Era klasik dan modern, memilah ekstremisme dengan berbagai macam latar belakang motivasi dengan terma ekstrem kanan dan ekstrem kiri. Seringkali penamaan jenis ekstrimisme dirujuk kepada dasar motivasi agama dan ideologi kekerasan. Dalam perkembangannya ekstremisme juga dirujuk kepada organisasi pelaku yang makin spesifik, baik yang terkoneksi dengan jaringan maupun tidak terkoneksi.

Pandangan tentang pemilahan ekstremisme di dunia oleh Rapoport misalnya yang membagi menjadi lima gelombang besar. Sayangnya Rapoport tidak cukup tegas membatasi karakter perbedaan kelima gelombang tersebut dalam rentang waktu dari 1879 hingga saat ini. Namun saat menjelaskan gelombang kelima, Rapoport menyebutnya far right terror seperti juga diungkapkan ilmuan lain (Rapoport, 2022).

Pandangan tersebut cukup berbeda dengan Chaliand dan Blin yang tegas memisahkan empat gelombang periodesasi; pertama, gelombang anarki 1879-1920. Kedua, gelombang antikolonial 1919-1960. Ketiga, gelombang kiri baru 1960-1990. Keempat, gelombang agama 1990-2020.

Tentang gelombang kelima Rapoport mengulas secara khusus dalam bukunya Waves of Global Terrorism. Munculnya white supremacy sebagai salah satu bentuk ekstremisme yang berkembang di dunia saat ini diajukan Rapoport sebagai argumen di bagian akhir bukunya. Dalam catatannya dia mengatakan banyaknya negara barat yang melakukan pembatasan terhadap migran dan menyikapi isu-isu muslim sebagai pemicu gelombang kelima. Dinamika politik di dalam negeri memberikan warna tersendiri bagi berkembangnya white supremacy.

Pandangan Rapoport tentang lima gelombang terorisme, nampaknya berkorelasi dengan berbagai kejadian yang muncul di beberapa negara di Eropa, Amerika Serikat dan Australia saat ini. Perhatiannya terhadap basis keagamaan dalam aksi ekstrem tidak cukup tampil determinan. Padahal dalam kenyataan global, aksi ekstremisme keagamaan masih berada di angka yang cukup tinggi terjadi di kawasan Asia Selatan dan Afrika Utara.
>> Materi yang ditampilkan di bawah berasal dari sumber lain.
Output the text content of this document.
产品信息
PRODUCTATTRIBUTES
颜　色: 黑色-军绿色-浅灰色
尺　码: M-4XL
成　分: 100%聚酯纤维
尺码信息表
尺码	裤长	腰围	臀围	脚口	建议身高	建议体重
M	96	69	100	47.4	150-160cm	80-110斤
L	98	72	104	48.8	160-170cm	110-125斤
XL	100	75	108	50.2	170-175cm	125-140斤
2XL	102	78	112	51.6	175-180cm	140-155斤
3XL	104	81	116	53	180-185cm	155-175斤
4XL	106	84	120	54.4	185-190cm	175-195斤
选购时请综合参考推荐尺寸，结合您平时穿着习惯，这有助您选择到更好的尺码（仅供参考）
Aksi ekstremisme dengan basis apapun yang terjadi di dunia saat ini secara nyata menyisahkan aksi berbalasan atau retaliasi. Uniknya retaliasi yang dilakukan baik oleh kelompok atau individu tidak hanya terjadi pada satu wilayah saja. Retailiasi mengalami ekspansi sehingga dapat terjadi di negara lain di luar wilayah asalnya.

Ancaman siklus retaliasi
Apabila merujuk pada bagaimana aksi kejahatan kekerasan terjadi di berbagai belahan dunia, ekstrimisme adalah salah satu kejahatan yang mampu membangkitkan retaliasi. Aksi ekstremisme di satu wilayah direspon dengan aksi yang hampir sama pada wilayah lainnya.

Aksi bom Bali I, dalam obrolan penulis dengan Umar Patek (mantan narapidana kasus terorisme yang baru saja menghirup udara bebas) misalnya, dikatakan bahwa aksi tersebut menurutnya merupakan bentuk pembalasan atas penindasan terhadap rakyat Palestina di Jenin, Tepi Barat. Bahkan sebelum bom Bali, kelompok Al Jamaah Al Islamiyah bahkan melakukan pengeboman rumah duta besar Filipina, sebagai respons yang dilakukan pemerintah Filipina terhadap kelompok militan muslim di sana.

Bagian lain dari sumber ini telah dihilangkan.